The evidence shows, however, that the appellant was seen escaping from the scene in a 1965 Ford, that an automobile answering that description was detected at the 6800 Elwyn address, searched and yielded a shotgun and revolvers. The store manager identified appellant as one of the two men who had committed robbery and a shotgun taken from the 1965 Ford as the weapon used by one of them and either of the pistols as the weapon used by the other.

The other items of evidence were discovered in a 1965 Chevrolet parked next to the 1965 Ford on the driveway of the 6800 Elwyn residence. The presence of that vehicle so soon after the robbery on premises which harbored the escape car and at least one of the perpetrators and on which the illicit change of license plates was observed were circumstances which reasonably implicated the Chevrolet with the principal criminal event. The cash recovered from the Chevrolet—$19,743—was identified as the amount reported lost in the robbery; the brown Safeway bag was identified as the container in which the witness had placed the money; the trench coat and sunglasses were identified as apparel worn by the robber who held the shotgun and the brown corduroy jacket as worn by the other. These items of demonstrative evidence all tended to establish the crime charged, and in the circumstances, tended to forge a link in the circumstances which connected the accused to the offense charged. State v. Evans, 237 S.W.2d 149, 151 [1, 2] (Mo.1951); State v. Boothe, 485 S.W.2d 11, 14 [5, 6] (Mo. banc 1972).

The appellant contends further, however, that according to the evidence of the State, three of the exhibits—the shotgun, shotgun shell and trench coat—were not connected with him at all, but only with the accomplice, and therefore were without probative value.

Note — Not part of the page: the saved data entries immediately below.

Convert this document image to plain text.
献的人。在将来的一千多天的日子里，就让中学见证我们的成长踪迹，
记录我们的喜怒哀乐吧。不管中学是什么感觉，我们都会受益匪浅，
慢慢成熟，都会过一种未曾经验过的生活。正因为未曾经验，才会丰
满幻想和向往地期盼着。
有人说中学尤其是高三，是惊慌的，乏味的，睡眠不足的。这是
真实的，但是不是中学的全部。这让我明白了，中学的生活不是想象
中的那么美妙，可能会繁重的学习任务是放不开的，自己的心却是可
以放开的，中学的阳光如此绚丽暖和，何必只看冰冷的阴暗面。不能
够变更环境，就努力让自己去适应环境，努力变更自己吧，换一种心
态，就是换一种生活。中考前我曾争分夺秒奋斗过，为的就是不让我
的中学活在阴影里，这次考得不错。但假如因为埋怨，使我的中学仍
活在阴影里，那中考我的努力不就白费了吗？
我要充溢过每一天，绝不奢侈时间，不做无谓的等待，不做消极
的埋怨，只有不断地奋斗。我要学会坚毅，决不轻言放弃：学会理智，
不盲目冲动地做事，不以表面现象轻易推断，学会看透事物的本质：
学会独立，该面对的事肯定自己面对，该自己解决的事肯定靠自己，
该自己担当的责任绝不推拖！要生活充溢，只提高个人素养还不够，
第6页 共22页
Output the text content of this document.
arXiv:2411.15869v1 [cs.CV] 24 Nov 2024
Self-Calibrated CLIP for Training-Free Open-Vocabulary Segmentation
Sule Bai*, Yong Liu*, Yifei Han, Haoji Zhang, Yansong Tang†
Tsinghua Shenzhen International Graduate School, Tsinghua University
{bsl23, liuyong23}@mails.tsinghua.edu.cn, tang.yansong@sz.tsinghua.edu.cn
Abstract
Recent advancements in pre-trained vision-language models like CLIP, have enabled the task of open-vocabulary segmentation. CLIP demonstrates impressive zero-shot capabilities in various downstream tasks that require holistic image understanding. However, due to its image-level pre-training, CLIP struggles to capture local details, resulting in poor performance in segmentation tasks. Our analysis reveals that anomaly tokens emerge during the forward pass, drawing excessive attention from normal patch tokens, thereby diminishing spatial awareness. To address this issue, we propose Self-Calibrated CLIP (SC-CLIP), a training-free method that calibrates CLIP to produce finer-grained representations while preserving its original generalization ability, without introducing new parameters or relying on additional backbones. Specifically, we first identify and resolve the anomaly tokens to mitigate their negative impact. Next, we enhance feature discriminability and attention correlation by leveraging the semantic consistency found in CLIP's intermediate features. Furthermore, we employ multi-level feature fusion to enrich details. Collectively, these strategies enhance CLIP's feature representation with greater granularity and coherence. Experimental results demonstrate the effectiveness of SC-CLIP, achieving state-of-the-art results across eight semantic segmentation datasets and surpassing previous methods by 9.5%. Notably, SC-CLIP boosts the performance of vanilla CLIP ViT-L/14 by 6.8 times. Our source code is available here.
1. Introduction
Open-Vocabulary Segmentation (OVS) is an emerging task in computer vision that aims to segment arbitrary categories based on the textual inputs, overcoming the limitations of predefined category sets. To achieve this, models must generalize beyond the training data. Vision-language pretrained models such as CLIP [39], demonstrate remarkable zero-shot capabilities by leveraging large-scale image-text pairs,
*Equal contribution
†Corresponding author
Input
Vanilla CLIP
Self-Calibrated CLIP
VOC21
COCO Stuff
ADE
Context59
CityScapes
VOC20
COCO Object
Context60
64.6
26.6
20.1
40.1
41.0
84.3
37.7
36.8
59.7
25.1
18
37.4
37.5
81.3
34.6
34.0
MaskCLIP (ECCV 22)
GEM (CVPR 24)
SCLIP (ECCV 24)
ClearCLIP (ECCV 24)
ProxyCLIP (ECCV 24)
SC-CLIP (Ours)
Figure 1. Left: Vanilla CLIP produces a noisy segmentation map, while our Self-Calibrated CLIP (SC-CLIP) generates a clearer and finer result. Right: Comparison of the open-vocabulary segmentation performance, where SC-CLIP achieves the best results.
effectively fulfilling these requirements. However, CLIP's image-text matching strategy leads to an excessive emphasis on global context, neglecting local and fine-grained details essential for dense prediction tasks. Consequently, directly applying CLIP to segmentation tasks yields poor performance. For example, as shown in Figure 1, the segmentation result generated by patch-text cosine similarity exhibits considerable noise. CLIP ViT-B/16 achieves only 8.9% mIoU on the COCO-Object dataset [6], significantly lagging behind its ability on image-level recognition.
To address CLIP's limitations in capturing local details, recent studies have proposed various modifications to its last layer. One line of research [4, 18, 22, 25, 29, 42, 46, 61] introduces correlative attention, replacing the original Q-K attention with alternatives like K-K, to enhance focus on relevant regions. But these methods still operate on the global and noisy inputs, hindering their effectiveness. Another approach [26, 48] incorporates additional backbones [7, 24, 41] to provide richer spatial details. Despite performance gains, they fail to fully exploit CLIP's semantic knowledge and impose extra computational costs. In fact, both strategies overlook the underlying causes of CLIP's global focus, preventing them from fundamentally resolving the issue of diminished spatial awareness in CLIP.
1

Where the defendant participates in a crime, the weapons and clothing worn may be admitted although the defendant himself neither wielded the weapon nor wore the clothing. 22A C.J.S. Criminal Law § 712, p. 959. These objects, although not directly connected with the defendant are admissible because they bear on the crime with which he is charged. State v. Wynne, supra, l.c., 182 S.W.2d 299 [7].

Finally, the appellant contends —and this, without transcript reference— that the witness for the State did not sufficiently identify these objects as connected with the robbery. Although the presentation of this point is in violation of Rule 84.04(h), we have examined it ex gratia and find it to be without merit. The exhibits were identified by the store manager with varying degrees of affirmation; his testimony of the shotgun was positive, his testimony of the corduroy coat was more conditional. Weapons or objects are properly admitted in a criminal prosecution upon a prima facie showing of identity and connection with the crime charged; positive proof or unqualified identification is generally not required. State v. Johnson, 286 S.W.2d 787, 791 [3,4] (Mo.1968); 22A C. J.S. Criminal Law § 712, p. 961. The circumstances *303 considered, that the weapons were discovered in the escape car and the clothing was found in the other car along with the booty [positively identified as that taken in the robbery], and that both cars were harbored on premises used by the defendant after the robbery, the weight of the identification of the evidence was for the jury. State v. Johnson, supra, l.c. 791 [3,4].

The judgment is affirmed.

All concur.

NOTES

[1] Such a procedure has been proposed by the Report of the National Advisory Commission on Criminal Justice Standards and Goals (1973). See the discussion which accompanies Standard 6.1. The proposal has since had the attention and study of the National Center of State Courts. See, also, Boston U.L.R., Vol. 54, No. 3, May, 1974. To this date however, no definitive proposal has received a general concurrence.